How can I locate the first unescaped
char in a str. In the following code, I get the first char at position 14, but I'm looking the one at position 26.
#include <stdio.h>
#include <string.h>
int main ()
{
char str[] = "FOO + pHWAx \\\"bar AER/2.1\" BAZ";
printf ("%s\n",str);
char * pch;
pch=strchr(str,'"');
printf ("found at %d\n",pch-str+1);
return 0;
}
Use the strpbrk
function to look for the first occurence of any one of several characters at once. You must not skip the escape character; you must check whether it is followed by the character that you're really looking for.
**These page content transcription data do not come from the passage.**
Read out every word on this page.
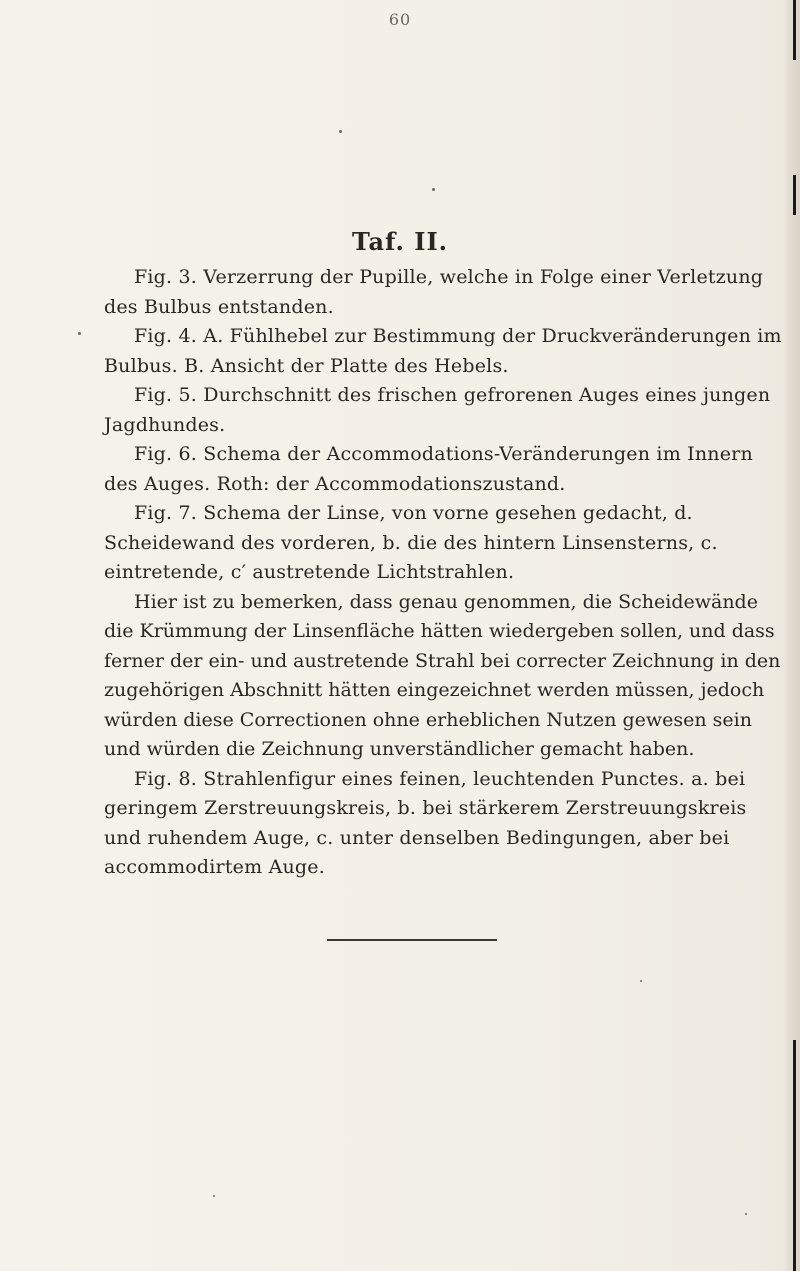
60
Taf. II.

Fig. 3. Verzerrung der Pupille, welche in Folge einer Verletzung des Bulbus entstanden.

Fig. 4. A. Fühlhebel zur Bestimmung der Druckveränderungen im Bulbus. B. Ansicht der Platte des Hebels.

Fig. 5. Durchschnitt des frischen gefrorenen Auges eines jungen Jagdhundes.

Fig. 6. Schema der Accommodations-Veränderungen im Innern des Auges. Roth: der Accommodationszustand.

Fig. 7. Schema der Linse, von vorne gesehen gedacht, d. Scheidewand des vorderen, b. die des hintern Linsensterns, c. eintretende, c′ austretende Lichtstrahlen.

Hier ist zu bemerken, dass genau genommen, die Scheidewände die Krümmung der Linsenfläche hätten wiedergeben sollen, und dass ferner der ein- und austretende Strahl bei correcter Zeichnung in den zugehörigen Abschnitt hätten eingezeichnet werden müssen, jedoch würden diese Correctionen ohne erheblichen Nutzen gewesen sein und würden die Zeichnung unverständlicher gemacht haben.

Fig. 8. Strahlenfigur eines feinen, leuchtenden Punctes. a. bei geringem Zerstreuungskreis, b. bei stärkerem Zerstreuungskreis und ruhendem Auge, c. unter denselben Bedingungen, aber bei accommodirtem Auge.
I.e. suppose we want to look for "
which can be escaped as \"
. Actually, this means we must look for either "
or \
. In other words:
char *ptr = strpbrk(string, "\"\\"); /* look for chars in the set { ", \ } */
But we have to do this in a loop, because we are not interested in escaped quotes and have to keep going:
char *quote = 0;
char *string = str; /* initially points to the str array */
while (*string != 0) {
char *ptr = strpbrk(string, "\"\\");
Next we check whether we found something:
if (!ptr)
break;
If we found something is is necessarily a \
or "
:
if (*ptr == '"') {
quote = ptr;
break;
}
If it is not a quote, then it must be an escape. We increment to the next character. If it is a terminating null it means we have a backslash at the end of a string: an improper escape.
if (*++ptr == 0)
break;
Otherwise, we can skip the next character and continue the loop to scan for the next escape or unescaped quote.
string = ++ptr;
}
If an unescaped quote occurs, then quote
points to it after the execution of the while loop. Otherwise quote
remains null.
This code assumes that there exist other escapes besides \"
, but that they are all one character long, e.g. \b
or \r
. It will not work if there are longer escapes like \xff
. Escapes constitute the conventions of a language: you have to know what the language is that you're processing to do it correctly.